Today’s prompt: Community. Where have you discovered community, online or otherwise, in 2010? What community would you like to join, create or more deeply connect with in 2011?

In 2010 we joined a church! I don’t write about religion often here because it makes people uncomfortable and that makes me uncomfortable and I don’t want that. And most religious views on the Internet fall into 2 categories:

>> 1) The image of Jesus on my tire treads told me to hate you
>> 2) You Christians have the intellectual potential of an amoeba and that’s why I’m better than you. FSM ftw!

But I was baptised Catholic and remained a Christian once I parted ways with Vatican City. And while I’m not following the proper Christian lifestyle at the moment (shifty eyes) that’s where my soul calls home. Faith doesn’t have to make sense. That’s why it’s faith.

We went on a Church Search last year and stumbled into an Episcopalian church with a giant “No Perfect People Allowed” sign staked into the lawn. But that’s a bit of a fib, because the people there are perfect for me. (I’d say “us” but I don’t like speaking for WM on my own blog. But he goes every week too.)

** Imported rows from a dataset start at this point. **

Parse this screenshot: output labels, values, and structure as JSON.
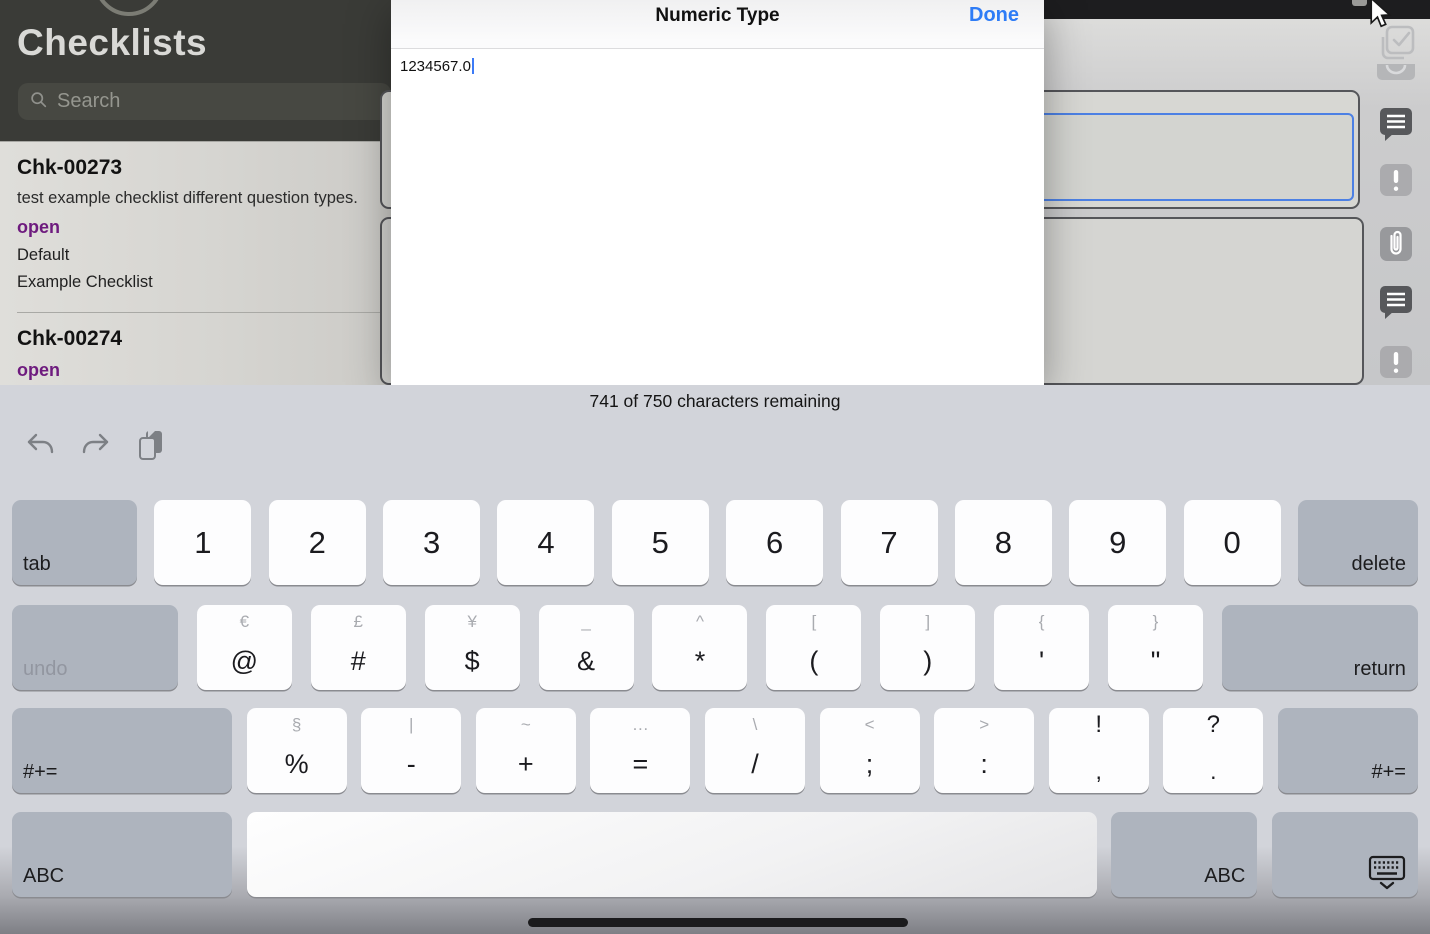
{
  "sidebar": {
    "title": "Checklists",
    "search_placeholder": "Search",
    "status_color": "#6e1b7e",
    "items": [
      {
        "id": "Chk-00273",
        "description": "test example checklist different question types.",
        "status": "open",
        "lines": [
          "Default",
          "Example Checklist"
        ]
      },
      {
        "id": "Chk-00274",
        "description": "",
        "status": "open",
        "lines": []
      }
    ]
  },
  "modal": {
    "title": "Numeric Type",
    "done_label": "Done",
    "field_value": "1234567.0",
    "accent_color": "#2e7cf6"
  },
  "content": {
    "rail_icons": [
      "submit-checklist-icon",
      "clock-icon",
      "comment-icon",
      "alert-icon",
      "attachment-icon",
      "comment-icon",
      "alert-icon"
    ]
  },
  "keyboard": {
    "char_counter": "741 of 750 characters remaining",
    "toolbar_icons": [
      "undo-icon",
      "redo-icon",
      "paste-icon"
    ],
    "rows": [
      {
        "keys": [
          {
            "role": "tab",
            "label": "tab"
          },
          {
            "main": "1"
          },
          {
            "main": "2"
          },
          {
            "main": "3"
          },
          {
            "main": "4"
          },
          {
            "main": "5"
          },
          {
            "main": "6"
          },
          {
            "main": "7"
          },
          {
            "main": "8"
          },
          {
            "main": "9"
          },
          {
            "main": "0"
          },
          {
            "role": "delete",
            "label": "delete"
          }
        ]
      },
      {
        "keys": [
          {
            "role": "undo",
            "label": "undo"
          },
          {
            "top": "€",
            "main": "@"
          },
          {
            "top": "£",
            "main": "#"
          },
          {
            "top": "¥",
            "main": "$"
          },
          {
            "top": "_",
            "main": "&"
          },
          {
            "top": "^",
            "main": "*"
          },
          {
            "top": "[",
            "main": "("
          },
          {
            "top": "]",
            "main": ")"
          },
          {
            "top": "{",
            "main": "'"
          },
          {
            "top": "}",
            "main": "\""
          },
          {
            "role": "return",
            "label": "return"
          }
        ]
      },
      {
        "keys": [
          {
            "role": "sym-left",
            "label": "#+="
          },
          {
            "top": "§",
            "main": "%"
          },
          {
            "top": "|",
            "main": "-"
          },
          {
            "top": "~",
            "main": "+"
          },
          {
            "top": "…",
            "main": "="
          },
          {
            "top": "\\",
            "main": "/"
          },
          {
            "top": "<",
            "main": ";"
          },
          {
            "top": ">",
            "main": ":"
          },
          {
            "top": "!",
            "main": ",",
            "top_dark": true
          },
          {
            "top": "?",
            "main": ".",
            "top_dark": true
          },
          {
            "role": "sym-right",
            "label": "#+="
          }
        ]
      },
      {
        "keys": [
          {
            "role": "abc-left",
            "label": "ABC"
          },
          {
            "role": "space"
          },
          {
            "role": "abc-right",
            "label": "ABC"
          },
          {
            "role": "dismiss",
            "icon": "keyboard-dismiss-icon"
          }
        ]
      }
    ]
  }
}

In 2011, I’d like to join the community of multi-million dollar lottery winners. ;)

A Muslim, a Christian and a Jew decide to write a children’s book…

2 May

I just finished reading The Faith Club.

Plot, in a nutshell: After 9/11, a Muslim mom, a Christian mom and a Jewish mom decided to write a children’s book about their religions. During their first few meetings, each woman realizes she has her own issues with her own religon. Instead of doing what the rest of us would do (“Screw you, you self-centered judgmental witch!” [door slam]) they tough it out, open up a dialog, and grow a friendship in the process.

I wanted to quit the book almost immediately because I was uncomfortable with how Priscilla (Jewish mom) wanted Suzanne (Christian mom) to leave the story of the crucifixion out of the Pentecost story because she felt it was Anti-Semitic. That just bugged the hell out of me, so I put the book down, not intending to finish it.

But because I have little to no willpower I picked it back up again the next night before bed. I’m so glad I did. I really got to like Priscilla, Suzanne and Ranya (the Muslim mom) and I found myself identifying with each of them as they struggled with various elements of their faith. I enjoyed watching their friendship grow and learned more about Islam than I was ever taught in school or by the media. (Sad, yes?)

I don’t think the children’s book was ever written, and I really wish the authors would do just that.